Computer Engineering and Applications ›› 2020, Vol. 56 ›› Issue (5): 109-117.DOI: 10.3778/j.issn.1002-8331.1907-0409

Previous Articles     Next Articles

Unknown Application Layer Protocol Recognition Based on Adaptive Clustering

HONG Zheng, GONG Qiyuan, FENG Wenbo, LI Yihao   

  1. College of Command and Control Engineering, Army Engineering University of PLA, Nanjing 210042, China
  • Online:2020-03-01 Published:2020-03-06

自适应聚类的未知应用层协议识别方法

洪征,龚启缘,冯文博,李毅豪   

  1. 中国人民解放军陆军工程大学 指挥控制工程学院,南京 210042

Abstract:

Recognition of application layer protocols is to extract key features that can identify application layer protocols from network traffic, and divide the application layer protocol data according to the key features. Aiming to improve the recognition rate of unknown application layer protocols, an application layer protocol recognition method based on adaptive clustering is proposed in the paper. The method takes advantage of the traditional AGNES hierarchical clustering algorithm, and analyzes payload characteristics of the application layer protocols. The application layer protocols are clustered based on the payload similarity. Meanwhile, the method improves the clustering efficiency by dividing the similarity calculation in clustering algorithm into two parts: similarity calculation between application layer protocol data and similarity calculation between clusters, and avoids redundant calculation. Experimental results show that the algorithm can cluster network traffic of unknown application layer protocols efficiently and accurately.

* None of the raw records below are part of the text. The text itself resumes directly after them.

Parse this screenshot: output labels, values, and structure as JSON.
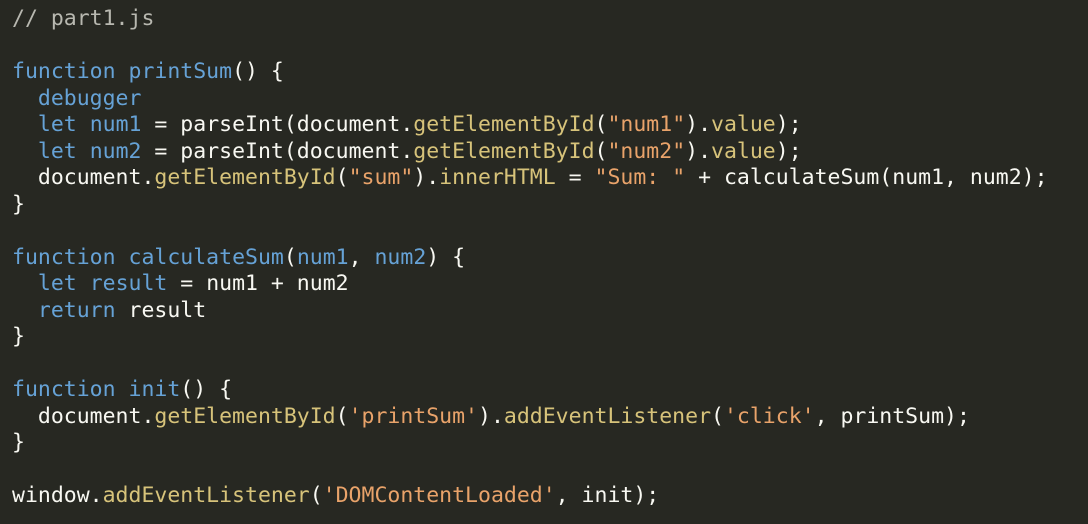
{
  "editor": {
    "background": "#272822",
    "colors": {
      "comment": "#b8b8b0",
      "keyword": "#66a2d6",
      "function_name": "#66a2d6",
      "method": "#d7c37a",
      "string": "#e9a36a",
      "plain": "#f8f8f2"
    },
    "lines": [
      [
        {
          "t": "comment",
          "v": "// part1.js"
        }
      ],
      [],
      [
        {
          "t": "keyword",
          "v": "function"
        },
        {
          "t": "plain",
          "v": " "
        },
        {
          "t": "fn",
          "v": "printSum"
        },
        {
          "t": "plain",
          "v": "() {"
        }
      ],
      [
        {
          "t": "plain",
          "v": "  "
        },
        {
          "t": "keyword",
          "v": "debugger"
        }
      ],
      [
        {
          "t": "plain",
          "v": "  "
        },
        {
          "t": "keyword",
          "v": "let"
        },
        {
          "t": "plain",
          "v": " "
        },
        {
          "t": "fn",
          "v": "num1"
        },
        {
          "t": "plain",
          "v": " = parseInt(document."
        },
        {
          "t": "method",
          "v": "getElementById"
        },
        {
          "t": "plain",
          "v": "("
        },
        {
          "t": "string",
          "v": "\"num1\""
        },
        {
          "t": "plain",
          "v": ")."
        },
        {
          "t": "method",
          "v": "value"
        },
        {
          "t": "plain",
          "v": ");"
        }
      ],
      [
        {
          "t": "plain",
          "v": "  "
        },
        {
          "t": "keyword",
          "v": "let"
        },
        {
          "t": "plain",
          "v": " "
        },
        {
          "t": "fn",
          "v": "num2"
        },
        {
          "t": "plain",
          "v": " = parseInt(document."
        },
        {
          "t": "method",
          "v": "getElementById"
        },
        {
          "t": "plain",
          "v": "("
        },
        {
          "t": "string",
          "v": "\"num2\""
        },
        {
          "t": "plain",
          "v": ")."
        },
        {
          "t": "method",
          "v": "value"
        },
        {
          "t": "plain",
          "v": ");"
        }
      ],
      [
        {
          "t": "plain",
          "v": "  document."
        },
        {
          "t": "method",
          "v": "getElementById"
        },
        {
          "t": "plain",
          "v": "("
        },
        {
          "t": "string",
          "v": "\"sum\""
        },
        {
          "t": "plain",
          "v": ")."
        },
        {
          "t": "method",
          "v": "innerHTML"
        },
        {
          "t": "plain",
          "v": " = "
        },
        {
          "t": "string",
          "v": "\"Sum: \""
        },
        {
          "t": "plain",
          "v": " + calculateSum(num1, num2);"
        }
      ],
      [
        {
          "t": "plain",
          "v": "}"
        }
      ],
      [],
      [
        {
          "t": "keyword",
          "v": "function"
        },
        {
          "t": "plain",
          "v": " "
        },
        {
          "t": "fn",
          "v": "calculateSum"
        },
        {
          "t": "plain",
          "v": "("
        },
        {
          "t": "fn",
          "v": "num1"
        },
        {
          "t": "plain",
          "v": ", "
        },
        {
          "t": "fn",
          "v": "num2"
        },
        {
          "t": "plain",
          "v": ") {"
        }
      ],
      [
        {
          "t": "plain",
          "v": "  "
        },
        {
          "t": "keyword",
          "v": "let"
        },
        {
          "t": "plain",
          "v": " "
        },
        {
          "t": "fn",
          "v": "result"
        },
        {
          "t": "plain",
          "v": " = num1 + num2"
        }
      ],
      [
        {
          "t": "plain",
          "v": "  "
        },
        {
          "t": "keyword",
          "v": "return"
        },
        {
          "t": "plain",
          "v": " result"
        }
      ],
      [
        {
          "t": "plain",
          "v": "}"
        }
      ],
      [],
      [
        {
          "t": "keyword",
          "v": "function"
        },
        {
          "t": "plain",
          "v": " "
        },
        {
          "t": "fn",
          "v": "init"
        },
        {
          "t": "plain",
          "v": "() {"
        }
      ],
      [
        {
          "t": "plain",
          "v": "  document."
        },
        {
          "t": "method",
          "v": "getElementById"
        },
        {
          "t": "plain",
          "v": "("
        },
        {
          "t": "string",
          "v": "'printSum'"
        },
        {
          "t": "plain",
          "v": ")."
        },
        {
          "t": "method",
          "v": "addEventListener"
        },
        {
          "t": "plain",
          "v": "("
        },
        {
          "t": "string",
          "v": "'click'"
        },
        {
          "t": "plain",
          "v": ", printSum);"
        }
      ],
      [
        {
          "t": "plain",
          "v": "}"
        }
      ],
      [],
      [
        {
          "t": "plain",
          "v": "window."
        },
        {
          "t": "method",
          "v": "addEventListener"
        },
        {
          "t": "plain",
          "v": "("
        },
        {
          "t": "string",
          "v": "'DOMContentLoaded'"
        },
        {
          "t": "plain",
          "v": ", init);"
        }
      ]
    ]
  }
}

Key words: protocol recognition, hierarchical clustering, network traffic, network management

摘要:

应用层协议识别是指从承载应用层协议数据的网络流量中提取出可以标识应用层协议的关键特征,并以这些关键特征为基础,将同种类型的应用层协议数据划分在一起。针对现有网络流量识别方法对未知应用层协议识别率低的问题,提出了一种自适应聚类的未知应用层协议识别方法。该方法以传统的AGNES层次聚类算法为基础,依据网络流应用层协议数据的负载特征,基于相似度对应用层协议进行聚类。方法将聚类算法中相似度计算划分为聚类前应用层协议数据间的相似度计算和聚类中簇间的相似度计算两部分,避免了重复性地计算应用层协议数据间的相似度,提升了算法的聚类效率。实验结果表明所提出的方法能够高效准确地对未知协议的网络流量进行识别。

关键词: 协议识别, 层次聚类, 网络流量, 网络管理